IV. The Market Will Closely Watch Employment Data and Political Variables
Looking ahead, the direction of the financial markets will mainly depend on the evolution of two core variables.
● Core Variable One: The "Thermometer" of the Labor Market. As analyzed by Goldman Sachs, the rationality of future easing policies will depend on whether labor market data can reach a "higher threshold". Market institutions generally believe that if, before spring 2026, non-farm employment continues to fall below 100,000 and the unemployment rate exceeds 4.5%, it may trigger the Federal Reserve to restart rate cuts. Otherwise, the Federal Reserve may only implement 1-2 more rate cuts throughout the year.
● Core Variable Two: The Political Challenge to Policy Independence. Political pressure from the White House has intensified market concerns about the continuity of future policies. US President Trump criticized the rate cut as too small after the decision and revealed that he had already decided on Powell's successor. Analysts point out that the future choice of Federal Reserve Chairman and their policy tendencies will become a major variable affecting market expectations.
V. Cryptocurrency: The Interplay of Independent Logic and Macroeconomic Impact
For the cryptocurrency market, the Federal Reserve's policy impact mechanism is more complex. It is not simply "rate cuts are good for risk assets".

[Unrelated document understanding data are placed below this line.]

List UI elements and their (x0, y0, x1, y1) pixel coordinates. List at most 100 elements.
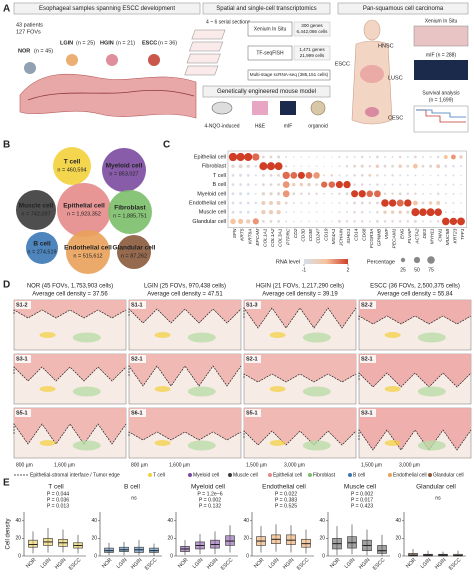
gene-label: ACTA2 (414, 228, 420, 244)
gene-label: JCHAIN (338, 228, 344, 247)
y-tick-label: 0 (246, 553, 249, 559)
gene-label: PTPRC (285, 228, 291, 245)
y-tick-label: 40 (167, 518, 173, 524)
dot (436, 164, 441, 169)
right-item: Survival analysis (422, 90, 460, 96)
legend-text: Myeloid cell (193, 472, 219, 478)
dot (452, 174, 455, 177)
legend-title: Percentage (367, 259, 395, 265)
dot (323, 192, 326, 195)
dot (338, 192, 341, 196)
stage-n: (n = 36) (158, 40, 177, 46)
dot (421, 164, 425, 168)
x-tick-label: NOR (405, 557, 418, 570)
gene-label: MS4A1 (331, 228, 337, 244)
dot (231, 192, 235, 196)
dot (346, 202, 348, 204)
dot (399, 183, 402, 186)
dot (252, 218, 259, 225)
dot (277, 183, 280, 186)
legend-dot (228, 473, 232, 477)
dot (277, 155, 281, 159)
lung (360, 65, 384, 83)
y-tick-label: 0 (322, 553, 325, 559)
stage-name: NOR (18, 48, 30, 54)
cohort-text: 43 patients (16, 22, 43, 28)
stroma-patch (417, 332, 446, 343)
dot (277, 220, 280, 223)
esophagus-lumen (27, 89, 195, 101)
platform-info: 21,999 cells (300, 53, 325, 58)
legend-text: B cell (353, 472, 365, 478)
stage-n: (n = 25) (76, 40, 95, 46)
dot (404, 199, 412, 207)
x-tick-label: HGIN (434, 557, 448, 571)
dot (381, 199, 389, 207)
x-tick-label: LGIN (268, 557, 281, 570)
header-text: Genetically engineered mouse model (217, 89, 316, 95)
dot (239, 192, 243, 196)
y-tick-label: 20 (91, 536, 97, 542)
cell-cluster (66, 230, 110, 274)
dot (368, 220, 371, 223)
panel-title: T cell (48, 484, 64, 491)
dot (254, 192, 257, 195)
dot (353, 164, 356, 168)
dot (231, 210, 235, 214)
dot (444, 211, 447, 214)
sections-text: 4 ~ 6 serial sections (206, 19, 251, 25)
column-title: NOR (45 FOVs, 1,753,903 cells) (27, 284, 113, 290)
dot (261, 210, 266, 215)
dot (398, 155, 402, 159)
row-label: Glandular cell (192, 219, 226, 225)
dot (429, 164, 433, 168)
row-label: Fibroblast (202, 164, 227, 170)
slide (189, 41, 224, 52)
dot (284, 201, 288, 205)
dot (254, 174, 257, 177)
scale-label: 3,000 µm (284, 462, 305, 468)
dot (444, 202, 447, 204)
dot (353, 156, 356, 158)
cluster-count: n = 1,923,352 (67, 211, 101, 217)
dot (346, 156, 348, 158)
dot (460, 183, 462, 186)
stage-name: LGIN (60, 40, 73, 46)
dot (452, 202, 455, 204)
interface-line (243, 430, 357, 446)
dot (269, 201, 273, 205)
legend-title: RNA level (276, 259, 300, 265)
dot (376, 155, 379, 159)
y-tick-label: 40 (15, 518, 21, 524)
dot (300, 156, 303, 158)
dot (331, 156, 333, 158)
epithelium (359, 300, 471, 324)
cluster-count: n = 853,027 (109, 171, 138, 177)
sample-tag (245, 409, 261, 417)
dot (252, 153, 260, 161)
cluster-count: n = 460,594 (57, 167, 86, 173)
dot (460, 202, 462, 204)
stroma-patch (187, 386, 216, 397)
platform-name: Xenium In Situ (254, 26, 287, 32)
scale-label: 3,000 µm (399, 462, 420, 468)
dot (315, 192, 318, 196)
row-label: T cell (213, 173, 226, 179)
dot (269, 174, 273, 177)
gene-label: EPCAM (255, 229, 261, 246)
x-tick-label: LGIN (192, 557, 205, 570)
dot (411, 208, 420, 217)
dot (422, 174, 424, 177)
panel-title: Glandular cell (416, 484, 456, 491)
dot (422, 220, 424, 223)
platform-info: 1,471 genes (299, 47, 325, 52)
box (377, 545, 387, 554)
dot (360, 174, 364, 177)
immune-patch (154, 332, 171, 338)
dot (449, 217, 458, 226)
dot (315, 156, 318, 158)
p-value: P = 1.2e−6 (197, 491, 222, 497)
gene-label: TFF1 (460, 228, 466, 240)
cluster-name: Epithelial cell (63, 203, 105, 210)
legend-text: Fibroblast (313, 472, 336, 478)
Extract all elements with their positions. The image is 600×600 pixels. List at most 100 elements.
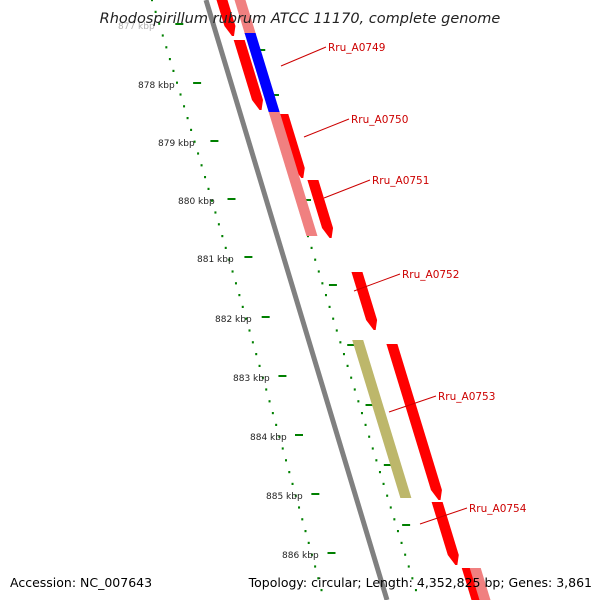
ruler-dot [200,164,203,167]
rru-a0754-feature [469,568,491,600]
ruler-dot [179,93,182,96]
outer-track-dot [404,553,407,556]
ruler-dot [197,152,200,155]
outer-track-dot [393,518,396,521]
ruler-dot [231,270,234,273]
gene-label-rru-a0751: Rru_A0751 [372,175,429,187]
ruler-dot [165,46,168,49]
ruler-dot [168,58,171,61]
map-title: Rhodospirillum rubrum ATCC 11170, comple… [100,11,501,27]
ruler-dot [241,305,244,308]
ruler-dot [154,10,157,13]
label-connector-6 [419,507,468,525]
rru-a0753-feature [352,340,412,498]
outer-track-dot [396,530,399,533]
ruler-dot [172,69,175,72]
gene-label-rru-a0752: Rru_A0752 [402,269,459,281]
outer-track-dot [357,400,360,403]
genome-summary: Topology: circular; Length: 4,352,825 bp… [248,575,592,590]
cds-5 [351,272,378,330]
ruler-dot [224,246,227,249]
tick-label-881: 881 kbp [197,255,234,265]
ruler-dot [234,282,237,285]
ruler-dot [317,577,320,580]
outer-track-dot [386,494,389,497]
outer-track-dot [411,577,414,580]
rru-a0750-feature [268,112,318,236]
ruler-dot [285,459,288,462]
ruler-dot [251,341,254,344]
ruler-dot [301,518,304,521]
outer-track-dot [389,506,392,509]
rru-a0748-feature-shape [234,0,257,35]
outer-track-dot [400,541,403,544]
ruler-dot [183,105,186,108]
tick-label-880: 880 kbp [178,197,215,207]
outer-track-dot [346,364,349,367]
genome-backbone [203,0,390,600]
outer-track-dot [371,447,374,450]
outer-track-dot [314,258,317,261]
gene-label-rru-a0753: Rru_A0753 [438,391,495,403]
outer-track-dot [364,423,367,426]
ruler-dot [271,412,274,415]
label-connector-4 [353,273,401,292]
ruler-dot [268,400,271,403]
label-connector-3 [323,179,371,199]
ruler-dot [278,435,281,438]
ruler-dot [291,482,294,485]
label-connector-5 [388,395,437,413]
outer-track-dot [332,317,335,320]
ruler-dot [214,211,217,214]
rru-a0748-feature [234,0,257,35]
ruler-dot-track [151,0,417,592]
outer-track-dot [328,305,331,308]
label-connector-1 [280,46,327,67]
cds-7-shape [431,502,459,565]
ruler-dot [151,0,153,2]
outer-track-dot [306,235,309,238]
cds-1 [216,0,236,36]
ruler-dot [248,329,251,332]
cds-1-shape [216,0,236,36]
outer-track-dot [378,471,381,474]
ruler-dot [307,541,310,544]
cds-6-shape [386,344,442,500]
outer-track-dot [339,341,342,344]
outer-track-dot [414,589,417,592]
ruler-dot [186,117,189,120]
ruler-dot [228,258,231,261]
rru-a0749-feature [244,33,280,112]
ruler-dot [210,199,213,202]
ruler-dot [255,353,258,356]
rru-a0750-feature-shape [268,112,318,236]
cds-4-shape [307,180,334,238]
ruler-dot [258,364,261,367]
ruler-dot [294,494,297,497]
ruler-dot [314,565,317,568]
label-connector-2 [303,118,350,138]
ruler-dot [298,506,301,509]
outer-track-dot [407,565,410,568]
ruler-dot [217,223,220,226]
outer-track-dot [342,353,345,356]
outer-track-dot [360,412,363,415]
gene-label-rru-a0750: Rru_A0750 [351,114,408,126]
outer-track-dot [310,246,313,249]
ruler-dot [281,447,284,450]
cds-2-shape [233,40,263,110]
ruler-dot [238,294,241,297]
ruler-dot [207,187,210,190]
cds-7 [431,502,459,565]
outer-track-dot [335,329,338,332]
tick-label-879: 879 kbp [158,139,195,149]
outer-track-dot [321,282,324,285]
tick-label-878: 878 kbp [138,81,175,91]
ruler-dot [193,140,196,143]
tick-label-886: 886 kbp [282,551,319,561]
rru-a0754-feature-shape [469,568,491,600]
cds-5-shape [351,272,378,330]
cds-4 [307,180,334,238]
outer-track-dot [317,270,320,273]
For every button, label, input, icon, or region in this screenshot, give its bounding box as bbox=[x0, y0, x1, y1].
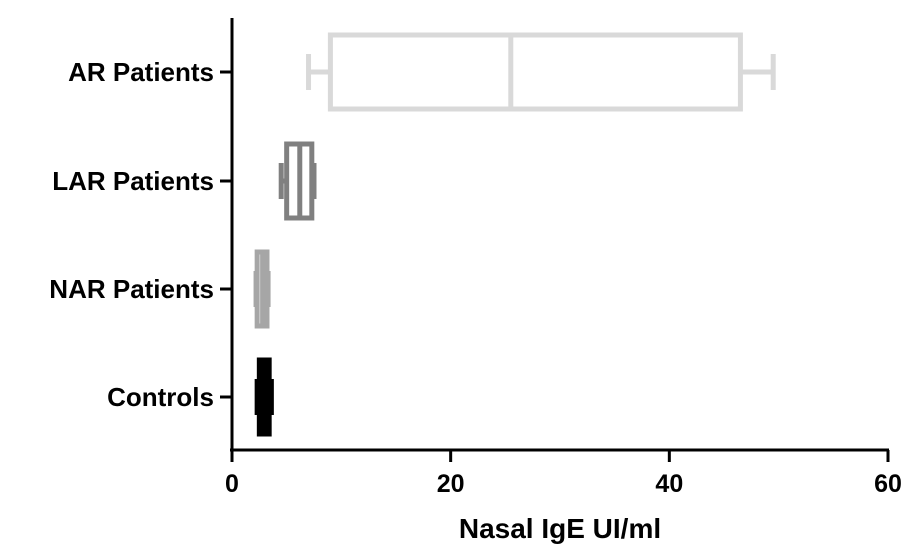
box-controls bbox=[254, 357, 274, 437]
x-axis-label: Nasal IgE UI/ml bbox=[459, 513, 661, 544]
x-tick-label: 60 bbox=[874, 470, 902, 498]
labels-layer: 0 20 40 60 Nasal IgE UI/ml AR Patients LAR Pat… bbox=[49, 57, 902, 544]
category-label: AR Patients bbox=[68, 57, 214, 87]
category-label: Controls bbox=[107, 382, 214, 412]
axes-layer bbox=[220, 18, 890, 462]
x-tick-label: 40 bbox=[655, 470, 683, 498]
box-iqr bbox=[327, 32, 743, 112]
box-nar-patients bbox=[253, 249, 271, 329]
x-tick-label: 20 bbox=[437, 470, 465, 498]
category-label: LAR Patients bbox=[52, 166, 214, 196]
boxes-layer bbox=[253, 32, 776, 437]
x-tick-label: 0 bbox=[225, 470, 239, 498]
box-ar-patients bbox=[306, 32, 776, 112]
category-label: NAR Patients bbox=[49, 274, 214, 304]
box-lar-patients bbox=[278, 141, 317, 221]
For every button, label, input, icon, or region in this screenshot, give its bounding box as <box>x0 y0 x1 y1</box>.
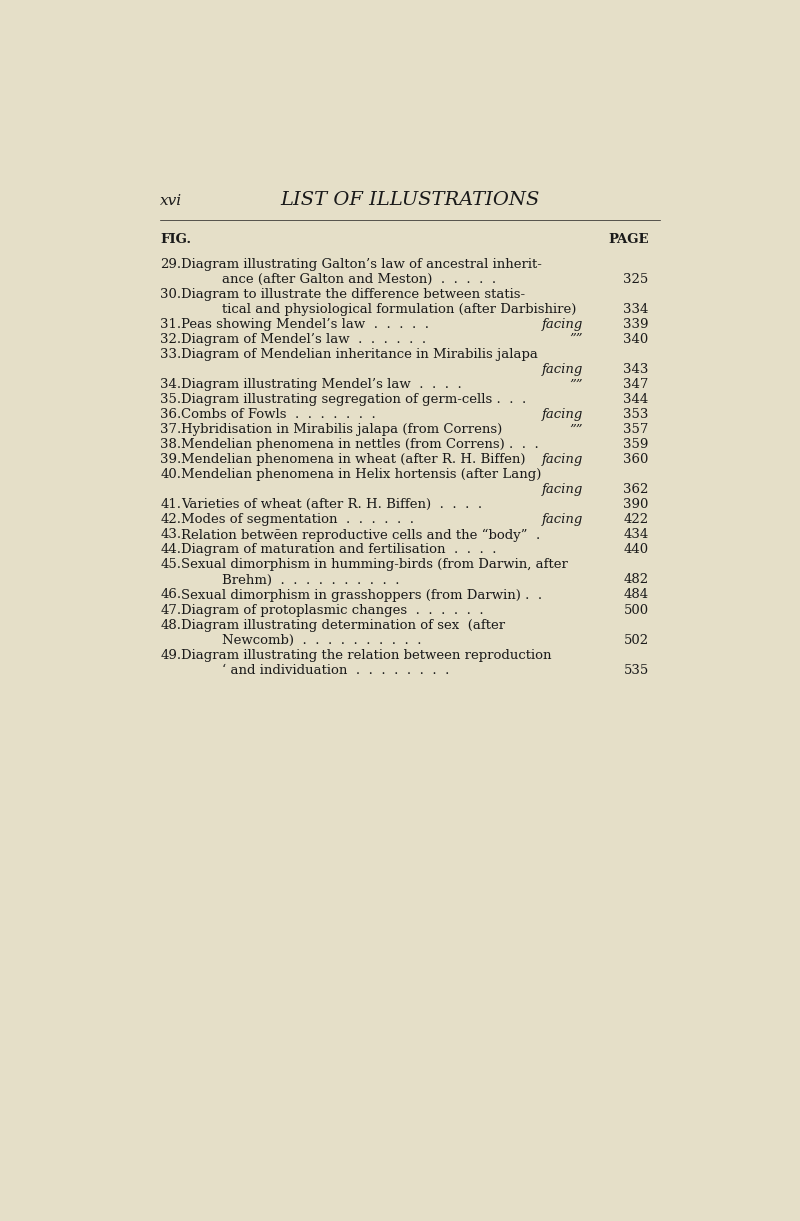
Text: 482: 482 <box>623 574 649 586</box>
Text: 344: 344 <box>623 393 649 407</box>
Text: 360: 360 <box>623 453 649 466</box>
Text: 334: 334 <box>623 303 649 316</box>
Text: 340: 340 <box>623 333 649 347</box>
Text: Mendelian phenomena in nettles (from Correns) .  .  .: Mendelian phenomena in nettles (from Cor… <box>182 438 539 452</box>
Text: Diagram of maturation and fertilisation  .  .  .  .: Diagram of maturation and fertilisation … <box>182 543 497 557</box>
Text: 339: 339 <box>623 319 649 331</box>
Text: tical and physiological formulation (after Darbishire): tical and physiological formulation (aft… <box>222 303 577 316</box>
Text: 32.: 32. <box>161 333 182 347</box>
Text: Mendelian phenomena in Helix hortensis (after Lang): Mendelian phenomena in Helix hortensis (… <box>182 469 542 481</box>
Text: 343: 343 <box>623 364 649 376</box>
Text: ””: ”” <box>570 379 583 391</box>
Text: Peas showing Mendel’s law  .  .  .  .  .: Peas showing Mendel’s law . . . . . <box>182 319 430 331</box>
Text: Diagram illustrating Mendel’s law  .  .  .  .: Diagram illustrating Mendel’s law . . . … <box>182 379 462 391</box>
Text: Brehm)  .  .  .  .  .  .  .  .  .  .: Brehm) . . . . . . . . . . <box>222 574 400 586</box>
Text: 48.: 48. <box>161 619 182 631</box>
Text: 43.: 43. <box>161 529 182 541</box>
Text: 45.: 45. <box>161 558 182 571</box>
Text: facing: facing <box>542 364 583 376</box>
Text: facing: facing <box>542 319 583 331</box>
Text: Diagram to illustrate the difference between statis-: Diagram to illustrate the difference bet… <box>182 288 526 302</box>
Text: 34.: 34. <box>161 379 182 391</box>
Text: Diagram illustrating Galton’s law of ancestral inherit-: Diagram illustrating Galton’s law of anc… <box>182 258 542 271</box>
Text: 42.: 42. <box>161 513 182 526</box>
Text: 440: 440 <box>623 543 649 557</box>
Text: LIST OF ILLUSTRATIONS: LIST OF ILLUSTRATIONS <box>280 192 540 209</box>
Text: 535: 535 <box>623 663 649 676</box>
Text: 31.: 31. <box>161 319 182 331</box>
Text: FIG.: FIG. <box>161 233 191 245</box>
Text: facing: facing <box>542 408 583 421</box>
Text: Diagram of protoplasmic changes  .  .  .  .  .  .: Diagram of protoplasmic changes . . . . … <box>182 603 484 617</box>
Text: 36.: 36. <box>161 408 182 421</box>
Text: 347: 347 <box>623 379 649 391</box>
Text: 359: 359 <box>623 438 649 452</box>
Text: 357: 357 <box>623 424 649 436</box>
Text: ‘ and individuation  .  .  .  .  .  .  .  .: ‘ and individuation . . . . . . . . <box>222 663 450 676</box>
Text: 40.: 40. <box>161 469 182 481</box>
Text: Diagram illustrating determination of sex  (after: Diagram illustrating determination of se… <box>182 619 506 631</box>
Text: 49.: 49. <box>161 648 182 662</box>
Text: Diagram illustrating the relation between reproduction: Diagram illustrating the relation betwee… <box>182 648 552 662</box>
Text: Hybridisation in Mirabilis jalapa (from Correns): Hybridisation in Mirabilis jalapa (from … <box>182 424 502 436</box>
Text: facing: facing <box>542 513 583 526</box>
Text: facing: facing <box>542 453 583 466</box>
Text: Combs of Fowls  .  .  .  .  .  .  .: Combs of Fowls . . . . . . . <box>182 408 376 421</box>
Text: Sexual dimorphism in grasshoppers (from Darwin) .  .: Sexual dimorphism in grasshoppers (from … <box>182 589 542 602</box>
Text: 41.: 41. <box>161 498 182 512</box>
Text: Mendelian phenomena in wheat (after R. H. Biffen): Mendelian phenomena in wheat (after R. H… <box>182 453 526 466</box>
Text: PAGE: PAGE <box>608 233 649 245</box>
Text: Diagram of Mendel’s law  .  .  .  .  .  .: Diagram of Mendel’s law . . . . . . <box>182 333 426 347</box>
Text: Sexual dimorphism in humming-birds (from Darwin, after: Sexual dimorphism in humming-birds (from… <box>182 558 568 571</box>
Text: 30.: 30. <box>161 288 182 302</box>
Text: 35.: 35. <box>161 393 182 407</box>
Text: 47.: 47. <box>161 603 182 617</box>
Text: 422: 422 <box>623 513 649 526</box>
Text: 46.: 46. <box>161 589 182 602</box>
Text: Diagram of Mendelian inheritance in Mirabilis jalapa: Diagram of Mendelian inheritance in Mira… <box>182 348 538 361</box>
Text: 38.: 38. <box>161 438 182 452</box>
Text: ””: ”” <box>570 424 583 436</box>
Text: 29.: 29. <box>161 258 182 271</box>
Text: 33.: 33. <box>161 348 182 361</box>
Text: 44.: 44. <box>161 543 182 557</box>
Text: 362: 362 <box>623 484 649 497</box>
Text: Diagram illustrating segregation of germ-cells .  .  .: Diagram illustrating segregation of germ… <box>182 393 526 407</box>
Text: 353: 353 <box>623 408 649 421</box>
Text: ance (after Galton and Meston)  .  .  .  .  .: ance (after Galton and Meston) . . . . . <box>222 274 497 286</box>
Text: Relation betwēen reproductive cells and the “body”  .: Relation betwēen reproductive cells and … <box>182 529 541 542</box>
Text: 500: 500 <box>623 603 649 617</box>
Text: Varieties of wheat (after R. H. Biffen)  .  .  .  .: Varieties of wheat (after R. H. Biffen) … <box>182 498 482 512</box>
Text: 390: 390 <box>623 498 649 512</box>
Text: Modes of segmentation  .  .  .  .  .  .: Modes of segmentation . . . . . . <box>182 513 414 526</box>
Text: 484: 484 <box>623 589 649 602</box>
Text: xvi: xvi <box>161 194 182 209</box>
Text: ””: ”” <box>570 333 583 347</box>
Text: Newcomb)  .  .  .  .  .  .  .  .  .  .: Newcomb) . . . . . . . . . . <box>222 634 422 647</box>
Text: 502: 502 <box>623 634 649 647</box>
Text: 325: 325 <box>623 274 649 286</box>
Text: 434: 434 <box>623 529 649 541</box>
Text: 39.: 39. <box>161 453 182 466</box>
Text: facing: facing <box>542 484 583 497</box>
Text: 37.: 37. <box>161 424 182 436</box>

● The liquidity mechanism is more important than the interest rate level. Professional analysis points out that the market should pay more attention to whether the Federal Reserve has injected liquidity into the financial system through operations (such as Treasury purchases), which directly affects the willingness and ability of market makers to quote for risk assets such as cryptocurrencies. If there is only a rate cut without substantial liquidity improvement, the market may react indifferently.
● "Expectation management" determines price trends. There have been many instances in cryptocurrency history where prices fell after rate cuts, because the market had already priced in the positive news and traders took profits. This is consistent with the current "spike and retrace" behavior of bitcoin.
● Different coins have vastly different sensitivities. Because altcoins generally have shallower trading depth and higher leverage, they are more sensitive to changes in funding costs than bitcoin. When liquidity tightens or market volatility increases, altcoins often experience larger percentage declines.
● In addition, the potential rate hike move by the Bank of Japan, as another important macro variable, may exert short-term pressure on the crypto market by draining global liquidity. Some analysts believe that the cryptocurrency market may enter a consolidation phase lasting until mid-2026, preparing for the next cycle.
Global markets are digesting a key shift: the Federal Reserve's policy focus has shifted from "preventing economic downturn" to "struggling to balance inflation and employment". The return of the "degree and timing" language in the meeting statement sets a higher data threshold for future rate cuts.
Powell pointed the finger at tariffs for inflation, while Trump expressed dissatisfaction with the size of the rate cut. This subtle game between the central bank and the White House adds more uncertainty to the monetary policy outlook for 2026. For frontier risk assets such as cryptocurrencies, the era of unlimited liquidity easing expectations has ended, and the market will have to find direction again in a more complex macro environment that relies more on specific economic data.